Family is planning a trip to Captiva Island (possibly Sanibel) in March, and I haven't been to FL in years so I'm going to bring some rods along and hope for the best. 

Anybody have pointers for fishing here this time of year? It'll be early March, the first week. I am planning on fishing myself for the most part, surf and finding places to fish inshore. I know someone who charters here, and he also shark fishes - so I might book a trip with him and will definitely see if he wants to meet up one night to go shark fishing. 

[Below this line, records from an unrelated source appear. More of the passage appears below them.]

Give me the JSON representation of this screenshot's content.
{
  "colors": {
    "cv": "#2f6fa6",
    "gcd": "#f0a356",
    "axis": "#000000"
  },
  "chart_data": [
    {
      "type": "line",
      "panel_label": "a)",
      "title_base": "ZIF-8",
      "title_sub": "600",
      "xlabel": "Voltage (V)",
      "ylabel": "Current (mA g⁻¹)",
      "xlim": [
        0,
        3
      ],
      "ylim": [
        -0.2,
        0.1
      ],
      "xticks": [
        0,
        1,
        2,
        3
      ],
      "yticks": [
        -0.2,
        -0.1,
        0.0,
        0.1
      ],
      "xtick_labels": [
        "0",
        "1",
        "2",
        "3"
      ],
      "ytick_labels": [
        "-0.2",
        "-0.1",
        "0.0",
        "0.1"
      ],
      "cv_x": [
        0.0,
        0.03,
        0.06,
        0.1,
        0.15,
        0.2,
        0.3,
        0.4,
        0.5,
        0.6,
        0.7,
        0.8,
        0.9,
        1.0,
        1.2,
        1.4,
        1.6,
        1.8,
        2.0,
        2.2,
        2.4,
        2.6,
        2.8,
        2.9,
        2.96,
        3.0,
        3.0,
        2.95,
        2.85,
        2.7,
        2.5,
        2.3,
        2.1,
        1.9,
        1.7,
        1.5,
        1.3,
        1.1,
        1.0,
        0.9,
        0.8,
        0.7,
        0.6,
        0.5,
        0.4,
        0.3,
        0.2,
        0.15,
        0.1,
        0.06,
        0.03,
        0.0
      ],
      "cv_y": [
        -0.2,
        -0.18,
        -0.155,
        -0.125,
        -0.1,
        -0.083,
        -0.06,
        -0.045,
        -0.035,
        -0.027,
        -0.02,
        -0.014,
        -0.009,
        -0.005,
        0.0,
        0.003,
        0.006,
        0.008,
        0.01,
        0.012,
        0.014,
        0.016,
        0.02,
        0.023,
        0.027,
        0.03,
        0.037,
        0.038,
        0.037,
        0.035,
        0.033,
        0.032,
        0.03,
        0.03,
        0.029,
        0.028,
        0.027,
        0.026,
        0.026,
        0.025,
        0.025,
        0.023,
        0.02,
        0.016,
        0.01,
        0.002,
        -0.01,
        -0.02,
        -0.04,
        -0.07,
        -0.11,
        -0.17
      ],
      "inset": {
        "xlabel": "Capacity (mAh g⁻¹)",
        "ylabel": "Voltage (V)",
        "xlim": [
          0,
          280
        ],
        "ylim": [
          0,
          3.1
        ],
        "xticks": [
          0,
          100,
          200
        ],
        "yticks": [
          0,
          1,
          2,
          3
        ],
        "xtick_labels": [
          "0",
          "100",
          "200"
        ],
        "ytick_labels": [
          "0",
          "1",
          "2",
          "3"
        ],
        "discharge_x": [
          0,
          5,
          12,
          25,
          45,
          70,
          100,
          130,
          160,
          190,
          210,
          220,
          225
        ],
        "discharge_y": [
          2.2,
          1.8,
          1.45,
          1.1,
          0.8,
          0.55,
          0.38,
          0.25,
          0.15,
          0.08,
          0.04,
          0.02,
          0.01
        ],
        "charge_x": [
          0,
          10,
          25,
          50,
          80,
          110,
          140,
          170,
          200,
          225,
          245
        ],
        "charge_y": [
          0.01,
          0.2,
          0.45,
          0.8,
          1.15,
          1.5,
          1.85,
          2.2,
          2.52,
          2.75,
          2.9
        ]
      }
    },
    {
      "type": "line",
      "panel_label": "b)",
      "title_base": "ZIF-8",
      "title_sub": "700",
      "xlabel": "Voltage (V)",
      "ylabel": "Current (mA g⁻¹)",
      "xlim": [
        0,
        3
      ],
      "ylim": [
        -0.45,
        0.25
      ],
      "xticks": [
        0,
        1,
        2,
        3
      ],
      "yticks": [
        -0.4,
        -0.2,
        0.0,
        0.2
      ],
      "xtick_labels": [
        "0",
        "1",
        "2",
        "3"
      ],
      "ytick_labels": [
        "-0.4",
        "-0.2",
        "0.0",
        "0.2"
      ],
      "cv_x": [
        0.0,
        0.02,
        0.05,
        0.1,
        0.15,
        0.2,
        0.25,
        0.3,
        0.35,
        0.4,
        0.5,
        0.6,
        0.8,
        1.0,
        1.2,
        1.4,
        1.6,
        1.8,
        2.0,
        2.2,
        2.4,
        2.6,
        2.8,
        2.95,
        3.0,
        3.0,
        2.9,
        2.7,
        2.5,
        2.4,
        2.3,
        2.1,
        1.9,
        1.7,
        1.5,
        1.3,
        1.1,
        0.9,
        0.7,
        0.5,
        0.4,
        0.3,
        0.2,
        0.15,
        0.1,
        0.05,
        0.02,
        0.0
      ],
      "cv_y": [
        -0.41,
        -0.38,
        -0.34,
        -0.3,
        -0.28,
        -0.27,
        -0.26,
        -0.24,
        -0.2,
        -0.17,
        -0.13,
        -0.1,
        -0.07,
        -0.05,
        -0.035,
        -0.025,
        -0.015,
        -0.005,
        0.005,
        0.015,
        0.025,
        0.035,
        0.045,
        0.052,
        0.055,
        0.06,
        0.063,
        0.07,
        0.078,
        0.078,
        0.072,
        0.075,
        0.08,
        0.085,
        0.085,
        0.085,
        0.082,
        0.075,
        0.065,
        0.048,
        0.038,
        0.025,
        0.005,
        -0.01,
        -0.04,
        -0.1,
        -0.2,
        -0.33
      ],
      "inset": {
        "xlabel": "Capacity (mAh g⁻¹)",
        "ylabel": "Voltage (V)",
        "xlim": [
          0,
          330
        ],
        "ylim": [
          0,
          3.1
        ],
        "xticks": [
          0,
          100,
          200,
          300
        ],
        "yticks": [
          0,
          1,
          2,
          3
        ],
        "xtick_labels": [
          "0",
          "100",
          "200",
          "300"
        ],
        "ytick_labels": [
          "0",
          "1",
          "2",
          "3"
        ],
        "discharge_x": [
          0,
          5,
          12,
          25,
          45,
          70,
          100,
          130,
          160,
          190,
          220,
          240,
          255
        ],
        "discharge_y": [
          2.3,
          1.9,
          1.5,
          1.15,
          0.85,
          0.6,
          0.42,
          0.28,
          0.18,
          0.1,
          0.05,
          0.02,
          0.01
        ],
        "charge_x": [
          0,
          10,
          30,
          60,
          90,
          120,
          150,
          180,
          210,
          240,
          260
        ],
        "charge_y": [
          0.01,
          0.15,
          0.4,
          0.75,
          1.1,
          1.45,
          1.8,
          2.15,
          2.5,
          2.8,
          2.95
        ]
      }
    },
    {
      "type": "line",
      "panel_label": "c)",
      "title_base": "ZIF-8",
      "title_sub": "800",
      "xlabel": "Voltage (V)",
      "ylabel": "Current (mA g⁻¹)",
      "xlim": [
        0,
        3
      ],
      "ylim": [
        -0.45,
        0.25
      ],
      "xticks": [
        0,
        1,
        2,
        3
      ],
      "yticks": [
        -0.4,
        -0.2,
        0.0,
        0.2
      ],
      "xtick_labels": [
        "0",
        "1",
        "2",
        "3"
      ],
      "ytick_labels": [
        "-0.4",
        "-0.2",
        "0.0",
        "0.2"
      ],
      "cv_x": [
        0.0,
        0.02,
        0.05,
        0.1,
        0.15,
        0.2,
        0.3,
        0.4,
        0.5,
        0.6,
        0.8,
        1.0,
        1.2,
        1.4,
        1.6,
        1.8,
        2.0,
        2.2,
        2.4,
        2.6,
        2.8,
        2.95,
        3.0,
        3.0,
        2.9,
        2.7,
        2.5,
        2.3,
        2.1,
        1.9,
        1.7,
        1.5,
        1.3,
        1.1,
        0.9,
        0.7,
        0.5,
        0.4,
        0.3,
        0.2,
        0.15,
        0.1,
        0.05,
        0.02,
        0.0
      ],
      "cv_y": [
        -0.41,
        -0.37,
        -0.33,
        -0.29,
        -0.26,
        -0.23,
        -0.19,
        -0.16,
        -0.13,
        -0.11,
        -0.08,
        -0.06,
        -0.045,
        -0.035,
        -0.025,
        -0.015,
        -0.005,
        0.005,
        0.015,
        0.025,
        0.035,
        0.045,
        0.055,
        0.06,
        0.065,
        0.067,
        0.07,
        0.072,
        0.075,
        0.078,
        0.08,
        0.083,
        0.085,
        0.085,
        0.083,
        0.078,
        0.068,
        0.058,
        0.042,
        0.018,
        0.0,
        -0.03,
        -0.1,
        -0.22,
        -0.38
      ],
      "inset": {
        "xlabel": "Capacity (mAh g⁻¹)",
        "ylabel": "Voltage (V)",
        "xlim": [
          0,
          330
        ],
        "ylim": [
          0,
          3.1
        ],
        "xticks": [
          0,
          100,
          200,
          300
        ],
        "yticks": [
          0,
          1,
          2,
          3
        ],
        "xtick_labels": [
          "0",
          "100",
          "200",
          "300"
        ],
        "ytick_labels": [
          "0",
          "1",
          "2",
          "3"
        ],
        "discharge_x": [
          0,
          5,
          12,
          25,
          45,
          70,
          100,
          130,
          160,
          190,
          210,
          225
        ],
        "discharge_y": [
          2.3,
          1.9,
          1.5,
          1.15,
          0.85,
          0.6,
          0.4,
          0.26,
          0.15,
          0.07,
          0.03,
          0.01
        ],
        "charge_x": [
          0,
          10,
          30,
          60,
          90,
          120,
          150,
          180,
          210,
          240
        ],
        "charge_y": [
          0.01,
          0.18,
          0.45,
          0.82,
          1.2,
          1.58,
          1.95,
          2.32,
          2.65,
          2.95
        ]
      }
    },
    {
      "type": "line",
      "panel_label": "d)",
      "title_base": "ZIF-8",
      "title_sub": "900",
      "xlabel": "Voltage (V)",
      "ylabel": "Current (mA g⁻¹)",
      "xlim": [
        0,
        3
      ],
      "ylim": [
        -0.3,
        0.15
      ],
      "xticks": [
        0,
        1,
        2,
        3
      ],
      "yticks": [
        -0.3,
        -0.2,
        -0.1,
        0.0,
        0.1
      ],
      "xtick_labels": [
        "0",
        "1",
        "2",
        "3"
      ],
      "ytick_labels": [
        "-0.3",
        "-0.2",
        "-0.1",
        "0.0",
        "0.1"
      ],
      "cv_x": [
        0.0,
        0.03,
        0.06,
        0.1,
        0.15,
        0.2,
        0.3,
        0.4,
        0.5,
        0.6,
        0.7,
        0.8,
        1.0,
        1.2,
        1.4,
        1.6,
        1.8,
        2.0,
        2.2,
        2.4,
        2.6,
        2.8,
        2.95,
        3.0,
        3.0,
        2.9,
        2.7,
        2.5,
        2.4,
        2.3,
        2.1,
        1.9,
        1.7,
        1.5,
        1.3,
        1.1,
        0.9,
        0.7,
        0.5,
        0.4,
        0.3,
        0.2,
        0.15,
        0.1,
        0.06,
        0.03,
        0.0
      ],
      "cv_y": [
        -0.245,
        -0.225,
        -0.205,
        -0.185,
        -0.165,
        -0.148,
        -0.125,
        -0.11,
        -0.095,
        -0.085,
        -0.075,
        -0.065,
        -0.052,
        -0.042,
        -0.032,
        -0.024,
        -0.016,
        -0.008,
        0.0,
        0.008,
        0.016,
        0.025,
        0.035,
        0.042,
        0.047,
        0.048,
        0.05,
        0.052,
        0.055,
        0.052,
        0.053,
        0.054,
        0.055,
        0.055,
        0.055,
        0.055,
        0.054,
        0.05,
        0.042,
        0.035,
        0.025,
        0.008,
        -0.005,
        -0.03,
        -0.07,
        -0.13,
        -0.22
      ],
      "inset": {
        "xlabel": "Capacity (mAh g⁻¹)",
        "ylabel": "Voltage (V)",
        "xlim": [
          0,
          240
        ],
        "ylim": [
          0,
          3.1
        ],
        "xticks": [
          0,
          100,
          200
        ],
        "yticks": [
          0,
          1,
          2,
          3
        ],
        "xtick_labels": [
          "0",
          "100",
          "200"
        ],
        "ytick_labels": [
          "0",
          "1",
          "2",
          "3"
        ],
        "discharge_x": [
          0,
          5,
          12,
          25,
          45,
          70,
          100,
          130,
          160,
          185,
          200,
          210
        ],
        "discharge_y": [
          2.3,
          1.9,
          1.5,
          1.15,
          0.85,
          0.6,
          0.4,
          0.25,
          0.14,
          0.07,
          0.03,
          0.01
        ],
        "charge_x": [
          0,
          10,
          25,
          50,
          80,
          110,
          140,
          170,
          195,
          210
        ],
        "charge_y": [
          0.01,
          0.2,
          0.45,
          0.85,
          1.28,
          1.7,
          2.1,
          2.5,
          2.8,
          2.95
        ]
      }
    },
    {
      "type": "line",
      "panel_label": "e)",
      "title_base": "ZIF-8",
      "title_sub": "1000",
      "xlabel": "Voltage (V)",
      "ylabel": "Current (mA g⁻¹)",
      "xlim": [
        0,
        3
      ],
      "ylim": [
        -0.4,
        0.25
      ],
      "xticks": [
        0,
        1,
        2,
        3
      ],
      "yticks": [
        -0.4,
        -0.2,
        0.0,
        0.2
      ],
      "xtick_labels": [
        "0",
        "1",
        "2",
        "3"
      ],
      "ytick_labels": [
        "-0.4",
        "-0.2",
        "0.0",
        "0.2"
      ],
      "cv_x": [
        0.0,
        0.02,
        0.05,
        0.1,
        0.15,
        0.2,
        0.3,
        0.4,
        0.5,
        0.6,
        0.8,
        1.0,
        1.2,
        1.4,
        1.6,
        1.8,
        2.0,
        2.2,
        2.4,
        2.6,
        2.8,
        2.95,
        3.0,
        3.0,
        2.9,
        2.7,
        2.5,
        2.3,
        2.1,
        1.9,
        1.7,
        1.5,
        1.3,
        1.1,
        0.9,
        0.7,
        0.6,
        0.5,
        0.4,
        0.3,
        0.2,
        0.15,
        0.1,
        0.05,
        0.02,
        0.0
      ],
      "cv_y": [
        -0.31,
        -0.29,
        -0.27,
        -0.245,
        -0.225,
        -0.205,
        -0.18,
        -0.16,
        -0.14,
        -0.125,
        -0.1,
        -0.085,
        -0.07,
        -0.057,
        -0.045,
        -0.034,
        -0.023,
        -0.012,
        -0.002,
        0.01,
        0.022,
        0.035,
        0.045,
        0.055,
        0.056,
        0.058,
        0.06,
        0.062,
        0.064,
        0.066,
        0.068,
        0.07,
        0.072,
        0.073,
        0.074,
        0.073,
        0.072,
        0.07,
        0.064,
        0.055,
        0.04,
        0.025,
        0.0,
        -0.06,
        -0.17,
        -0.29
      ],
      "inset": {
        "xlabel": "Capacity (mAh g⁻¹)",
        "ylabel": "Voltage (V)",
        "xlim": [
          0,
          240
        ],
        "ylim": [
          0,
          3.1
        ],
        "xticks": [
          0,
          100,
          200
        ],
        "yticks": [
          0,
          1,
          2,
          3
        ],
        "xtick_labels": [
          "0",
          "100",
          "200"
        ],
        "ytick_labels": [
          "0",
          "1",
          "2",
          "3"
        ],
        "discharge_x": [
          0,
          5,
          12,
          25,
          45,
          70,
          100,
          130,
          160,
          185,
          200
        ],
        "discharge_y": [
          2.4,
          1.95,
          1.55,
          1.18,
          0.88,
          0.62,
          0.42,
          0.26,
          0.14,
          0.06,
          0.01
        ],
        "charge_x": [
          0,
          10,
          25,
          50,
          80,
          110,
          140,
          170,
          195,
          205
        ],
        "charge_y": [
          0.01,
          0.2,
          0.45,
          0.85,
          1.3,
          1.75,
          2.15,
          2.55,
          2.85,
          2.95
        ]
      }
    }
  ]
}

From what I've seen, inshore fishing will mostly be average-sized seatrout and redfish, maybe with a few trout to 4 lbs and redfish to 12 lbs mixed in. Doesn't look like a great time for snook or tarpon, but not terrible either. Mostly average fish, although again - maybe a shot at a triple digit tarpon, or a 20+ lb snook though. That would make the trip, although I don't have any spinners that can handle tarpon. What else is swimming around this time of year?
Surf targets will mostly be pompano (if they're around), and I may bring a casted shark rod with me for sandbars, spinners, blacktips, etc.


----------



## andypat (Jan 7, 2004)

I could help, but I think my friends are getting tired of me answering post with pictures. So all I can say is fish along the beaches for snook, and trout. Don't have to cast way out, the fish are along the beach. A DOA Night Glow 1/4 OZ. Shrimp was our best lure. Good Luck!


----------



## andypat (Jan 7, 2004)

No use wasting this guys post. These are some Sanibel Island beach snook caught with a 1/4 Oz. DOA Night Glow Shrimp along the beach.
View attachment 41353
View attachment 41361
View attachment 41369
View attachment 41377
Now I'm going fishing this morning 8-19-17.


----------